Nosotros quisiéramos recorrer el camino opuesto, si fuera necesario: desde el olvido hacia el conocimiento, para culminar en el amor.
Por: P. Fernando Pascual LC | Fuente: Catholic.net
Cristo es, para muchos, un ser extraño, un recuerdo, un
nombre, un dato cultural.
Entre los mismos bautizados, algunos viven con ideas confusas sobre la Persona
de Cristo, sobre su vida, sobre su misión. Otros simplemente lo han dejado de
lado, en el baúl de los recuerdos, entre aquellas cosas que llegaron a “estudiar” en su niñez o adolescencia.
La pregunta por Cristo involucra a toda la persona. ¿Quién
es Jesús? ¿Qué hizo? ¿Por qué vino al mundo? ¿Cuál es la verdadera causa de su
Muerte? ¿Resucitó de verdad? ¿Tiene valor su vida para mí?
La respuesta que formulemos nos afecta íntimamente. Giovanni Battista Montini,
en un texto que escribió cuando era un sacerdote de 37 años, explicaba que
conocer a Cristo implica “vivirlo”, es
decir, comprometer toda la vida.
Existe, sin embargo, el gran peligro de dejarlo de lado. El mismo Montini (que
después de muchos años llegaría a convertirse en el Papa Pablo VI) recogía un
texto de otro autor en el que se presentaban las diferentes situaciones de
alejamiento respecto de Cristo: conocerlo sin
amarlo, suponerlo sin conocerlo, dejarlo de lado, y olvidarlo.
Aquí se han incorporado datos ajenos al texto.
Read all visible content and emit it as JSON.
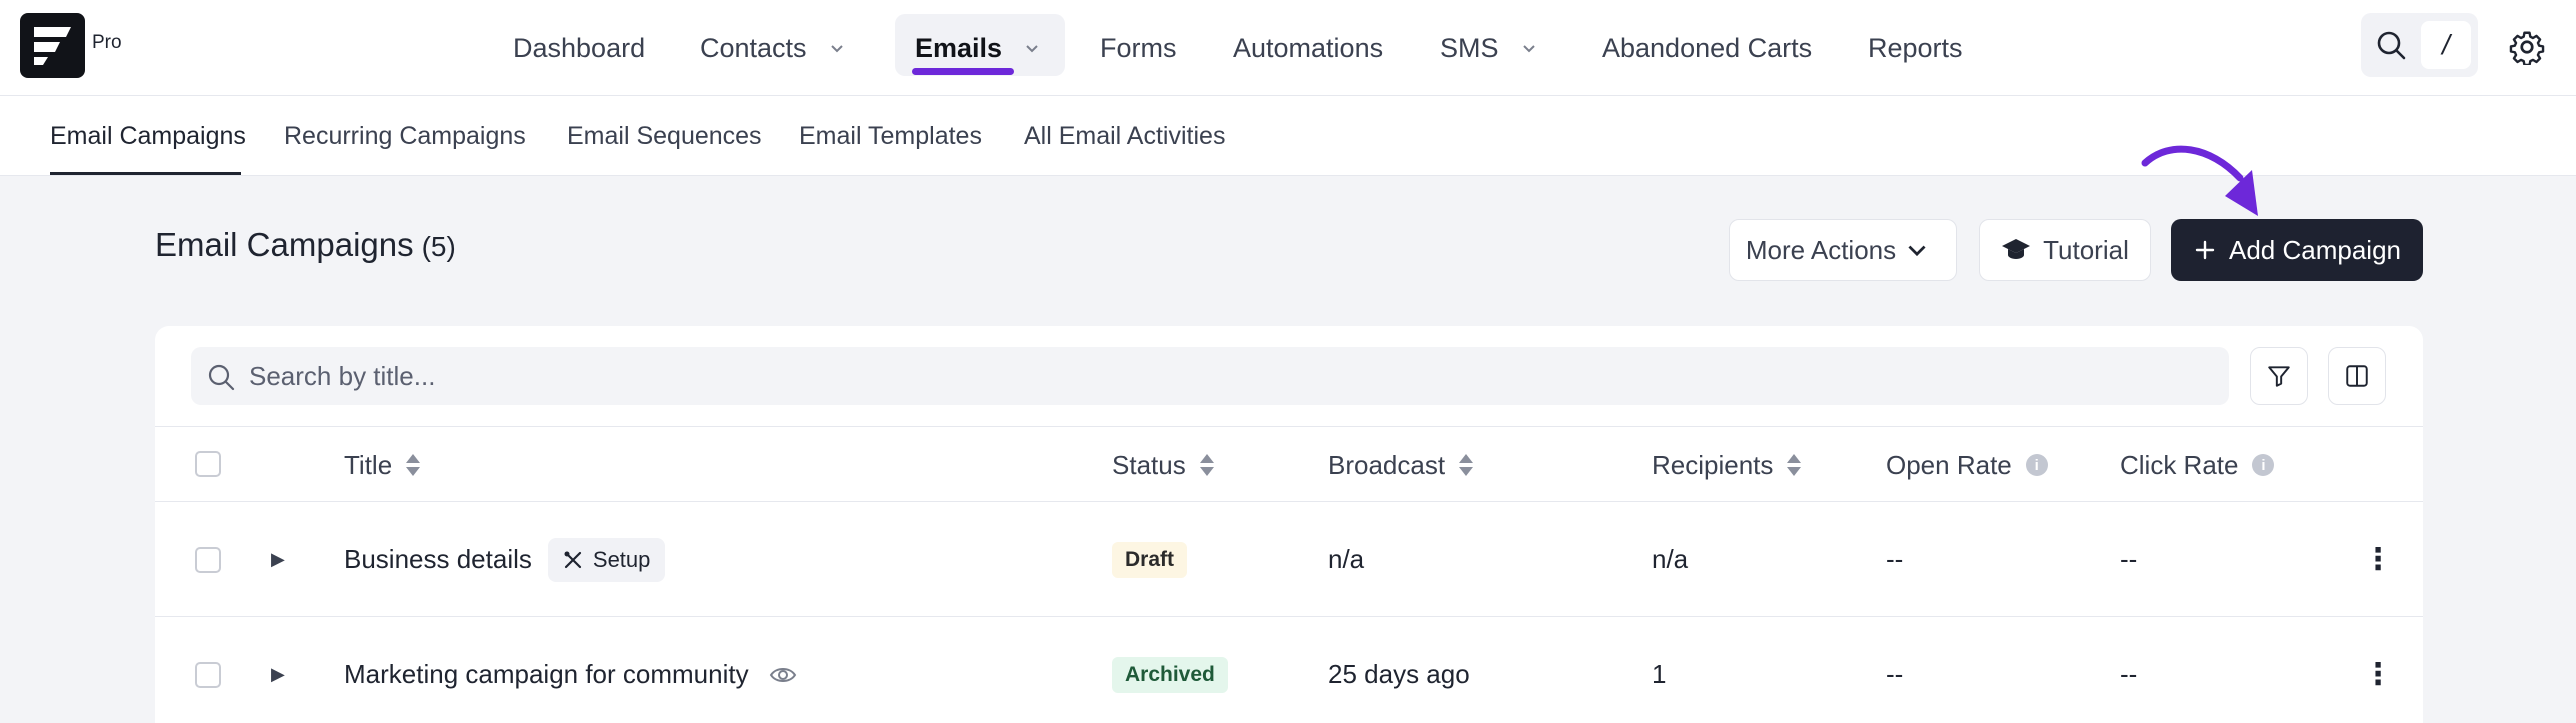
{
  "brand": {
    "badge": "Pro"
  },
  "topnav": {
    "items": [
      {
        "label": "Dashboard"
      },
      {
        "label": "Contacts"
      },
      {
        "label": "Emails"
      },
      {
        "label": "Forms"
      },
      {
        "label": "Automations"
      },
      {
        "label": "SMS"
      },
      {
        "label": "Abandoned Carts"
      },
      {
        "label": "Reports"
      }
    ],
    "search_shortcut": "/"
  },
  "subnav": {
    "items": [
      {
        "label": "Email Campaigns"
      },
      {
        "label": "Recurring Campaigns"
      },
      {
        "label": "Email Sequences"
      },
      {
        "label": "Email Templates"
      },
      {
        "label": "All Email Activities"
      }
    ]
  },
  "page": {
    "title": "Email Campaigns",
    "count": "(5)",
    "more_actions": "More Actions",
    "tutorial": "Tutorial",
    "add_campaign": "Add Campaign"
  },
  "search": {
    "placeholder": "Search by title..."
  },
  "table": {
    "columns": [
      {
        "label": "Title"
      },
      {
        "label": "Status"
      },
      {
        "label": "Broadcast"
      },
      {
        "label": "Recipients"
      },
      {
        "label": "Open Rate"
      },
      {
        "label": "Click Rate"
      }
    ],
    "rows": [
      {
        "title": "Business details",
        "tag": "Setup",
        "status": "Draft",
        "broadcast": "n/a",
        "recipients": "n/a",
        "open_rate": "--",
        "click_rate": "--"
      },
      {
        "title": "Marketing campaign for community",
        "status": "Archived",
        "broadcast": "25 days ago",
        "recipients": "1",
        "open_rate": "--",
        "click_rate": "--"
      }
    ]
  },
  "colors": {
    "accent": "#6d28d9",
    "dark_button": "#1e2230",
    "archived_bg": "#e4f6ec",
    "draft_bg": "#fdf6e3"
  }
}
Nosotros quisiéramos recorrer el camino opuesto, si fuera necesario: desde el
olvido hacia el conocimiento, para culminar en el amor. Porque conocer a Cristo
es posible desde un movimiento de amor y para el amor. No logramos un pleno
conocimiento de Él si seguimos indiferentes ante su Mensaje, ante su Iglesia,
ante sus exigencias, ante la esperanza maravillosa que nos ofrece.
Entre los asuntos esenciales de la vida hay uno que resulta clave: conocer y
amar a Cristo. Será entonces posible que repitamos y hagamos propias las
palabras de san Pablo: “pues no quise saber entre
vosotros sino a Jesucristo, y éste crucificado” (1Co 2,2). “Y no vivo yo, sino que es Cristo quien vive en mí; la
vida que vivo al presente en la carne, la vivo en la fe del Hijo de Dios que me
amó y se entregó a sí mismo por mí” (Gal 2,20).